Lang tags are not datatypes

A paper I wrote in 2004 with Addison Phillips is available here:

http://www.inter-locale.com/whitepaper/iswc2004.pdf

or here:

http://www.springerlink.com/content/v0wecux93d2vjejt/

The basic idea is to map each lang tag to a class of the literals tagged 
with that lang tag.
Hence this is some, but not all, of the datatyping thing.
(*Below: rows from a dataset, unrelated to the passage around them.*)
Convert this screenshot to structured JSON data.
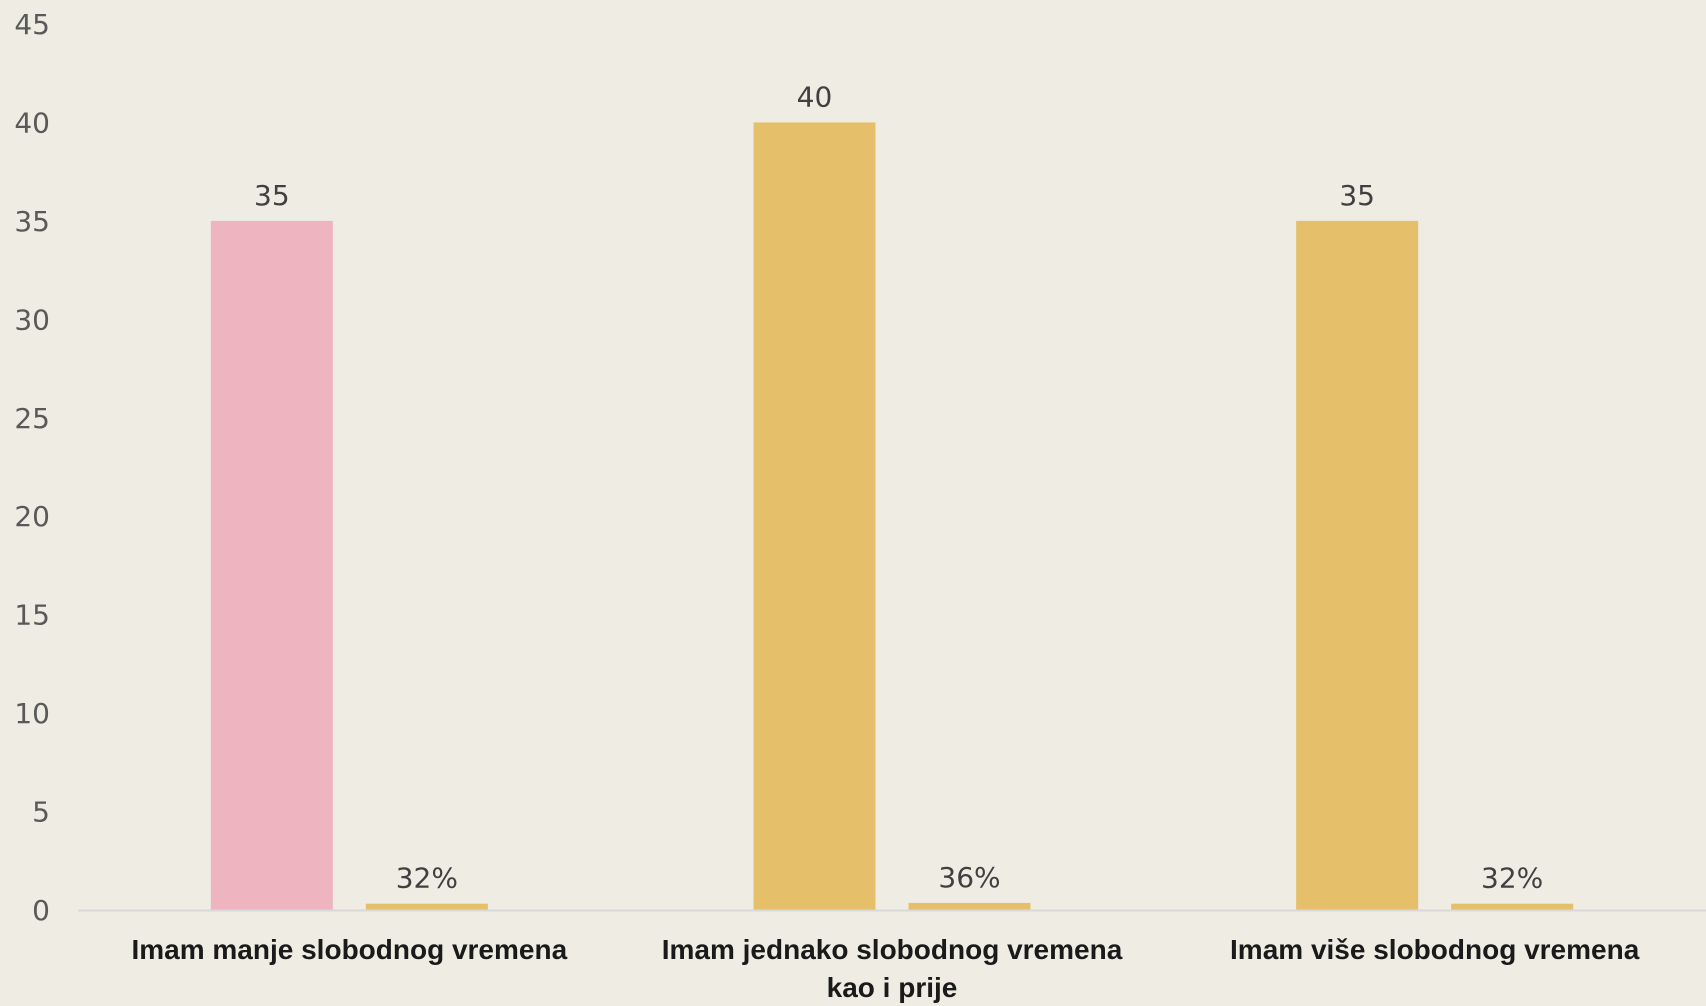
{
  "chart_data": {
    "type": "bar",
    "categories": [
      "Imam manje slobodnog vremena",
      "Imam jednako slobodnog vremena kao i prije",
      "Imam više slobodnog vremena"
    ],
    "series": [
      {
        "values": [
          35,
          40,
          35
        ],
        "labels": [
          "35",
          "40",
          "35"
        ],
        "colors": [
          "#eeb4bf",
          "#e5bf6a",
          "#e5bf6a"
        ]
      },
      {
        "values": [
          0.32,
          0.36,
          0.32
        ],
        "labels": [
          "32%",
          "36%",
          "32%"
        ],
        "colors": [
          "#e5bf6a",
          "#e5bf6a",
          "#e5bf6a"
        ]
      }
    ],
    "yticks": [
      "0",
      "5",
      "10",
      "15",
      "20",
      "25",
      "30",
      "35",
      "40",
      "45"
    ],
    "ylim": [
      0,
      45
    ],
    "title": "",
    "xlabel": "",
    "ylabel": "",
    "grid": false,
    "legend": "none",
    "colors": {
      "background": "#efece4",
      "axis": "#d9d9d9"
    }
  }
}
In particular, 
it allows use of lang tag classes in rdfs:range expressions.

Here are some of the issues discussed:

1) case insensitivity of lang tags
2) the relationship between newer tags such as tli and their 
grandfathered equivalents such as i-klingon
3) the relationship between a tag such as en and a tag using the 
implicit script for that language, en-latn
4) interactions in asian languages (chinese script and geography), 
japanese scripts

1 and 2 are definitely meant as identities, so much so that we should 
definitely respect (1) and respecting (2) is rather like respecting the 
built-in relationship between the xsd datatypes, i.e. there is some 
identity between

"Dah mojaqmeyvam divusnisbe' 'e' vihar"@tli
and
"Dah mojaqmeyvam divusnisbe' 'e' vihar"@i-klingon

====

Clearly the proposal to map a datatype uri to a map from a string  to a 
pair consisting of the string and the datatype uri is mathematical 
possible, if not exactly enlightening, I suspect that the values of a 
datatype are meant to be /interesting/ in terms of that datatype, so 
that the natural relationships between
"cat"@en and "chat"@fr
appear
and the unnatural ones between
"pavement"@en-gb and "pavement"@en-us do not.

By keeping language tagged literals separate from datatypes, we make it 
clear that very different processing is needed, and very different 
considerations should be applied.

Jeremy

Received on Saturday, 28 May 2011 01:05:28 UTC